Scientific classification
- Kingdom: Animalia
- Phylum: Chordata
- Class: Aves
- Order: Passeriformes
- Family: Certhiidae
- Genus: Certhia
- Species: C. hodgsoni
- Binomial name: Certhia hodgsoni Brooks, 1871
- Synonyms: Certhia familiaris hodgsoni Brooks, 1871 Certhia familiaris khamensis Bianchi, 1903 Certhia familiaris mandellii Brooks, 1874

= Hodgson's treecreeper =

- Genus: Certhia
- Species: hodgsoni
- Authority: Brooks, 1871
- Conservation status: LC
- Synonyms: Certhia familiaris hodgsoni Brooks, 1871, Certhia familiaris khamensis Bianchi, 1903, Certhia familiaris mandellii Brooks, 1874

Species of bird

Hodgson's treecreeper (Certhia hodgsoni) is a small passerine bird from the southern rim of the Himalayas. Its specific distinctness from the common treecreeper (C. familiaris) was recently validated.

==Description==
This is a small bird, 12.5 cm long, of fairly drab appearance. It is brownish with lighter and darker streaks above, and off-white below and on the supercilium. It is browner above than the common treecreeper (C. familiaris), with a contrasting rufous rump. It has a long curved bill and long stiff tail feathers.

The song starts with two of the shree calls characteristic for this species and its close relatives. Then follow one or a few warbling calls, and finally (usually) two up- and downslurring notes. Each sound is about 0.3 seconds long, and the whole song takes about 2 to 2.5 seconds. It drops in pitch at a constant rate from around 7.5 kHz initially to 6 kHz, slurring down to 4 kHz once or twice in the end.

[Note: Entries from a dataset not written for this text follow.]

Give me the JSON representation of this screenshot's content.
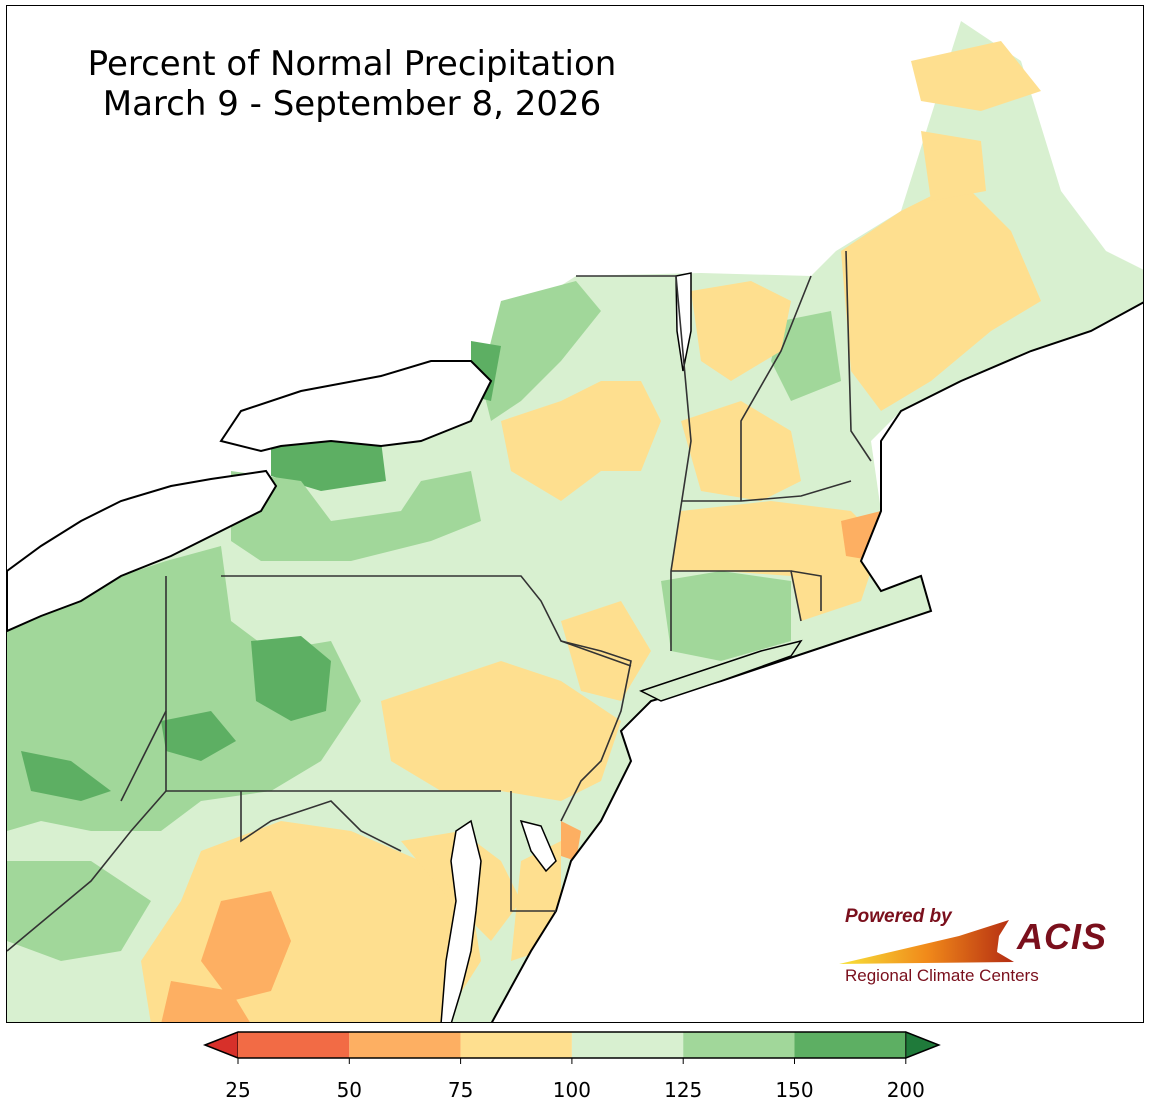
{
  "title": {
    "line1": "Percent of Normal Precipitation",
    "line2": "March 9 - September 8, 2026"
  },
  "logo": {
    "powered_by": "Powered by",
    "name": "ACIS",
    "subtitle": "Regional Climate Centers"
  },
  "legend": {
    "tick_labels": [
      "25",
      "50",
      "75",
      "100",
      "125",
      "150",
      "200"
    ],
    "bins": [
      {
        "min": 25,
        "max": 50,
        "color": "#f26b45"
      },
      {
        "min": 50,
        "max": 75,
        "color": "#fdaf62"
      },
      {
        "min": 75,
        "max": 100,
        "color": "#fedf8f"
      },
      {
        "min": 100,
        "max": 125,
        "color": "#d8f0d0"
      },
      {
        "min": 125,
        "max": 150,
        "color": "#a1d79a"
      },
      {
        "min": 150,
        "max": 200,
        "color": "#5daf63"
      }
    ],
    "under_color": "#d7302a",
    "over_color": "#1f7a3a"
  },
  "colors": {
    "lake": "#ffffff",
    "ocean": "#ffffff",
    "border": "#222222",
    "county": "#9aa79a"
  }
}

==Systematics and taxonomy==
It has three subspecies, from west to east:
- Certhia hodgsoni hodgsoni Brooks, 1871 – N Pakistan to NW India
- Certhia hodgsoni mandellii Brooks, 1874 – Nepal, Bhutan, NE India
- Certhia hodgsoni khamensis Bianchi, 1903, Kham treecreeper – SW China, Myanmar and perhaps NE India

This treecreeper was formerly included in the common treecreeper (C. familiaris), but is now believed to constitute a distinct species. It is the southeastern representative of the Holarctic lineage of treecreepers, most closely related to its sister species C. familiaris and to the North Atlantic superspecies short-toed treecreeper (C. brachydactylata) and American treecreeper (C. americana).

Though the Certhiidae are very diverse in the Himalayan region, the other species found there belong to a lineage distinct from Hodgson's treecreeper. While the present species is an allopatric offshoot of the Holarctic group, the other Himalayan treecreepers are parapatric members of a group that probably radiated out from the subtropical southern China region.

The English and scientific names of this species commemorate Brian Houghton Hodgson, a 19th-century English naturalist and ethnologist working in British India.

==Range and ecology==
Hodgson's treecreeper is found in the countries of Bhutan, China, India, Myanmar, Nepal and Pakistan. It inhabits temperate to cool tropical montane forests. Mostly resident in coniferous woodlands, it may move downhill to oak/rhododendron woodlands in winter. However, in Bhutan for example C. h. mandellii is not uncommon all year round in moist Bhutan fir (Abies densa) forests between approximately 3,000 and 4,000 meters ASL. The stiff tail feathers enable the bird to creep up vertical tree trunks looking for arthropod prey. It nests in tree crevices, and 4–6 reddish-brown blotched pinkish-white eggs are the typical clutch size.

Although the stretched-out range of this rather sedentary species is prone to habitat fragmentation in the long run, C. hodgsoni is just as common as its northern relatives. The IUCN therefore considers it a Species of least concern.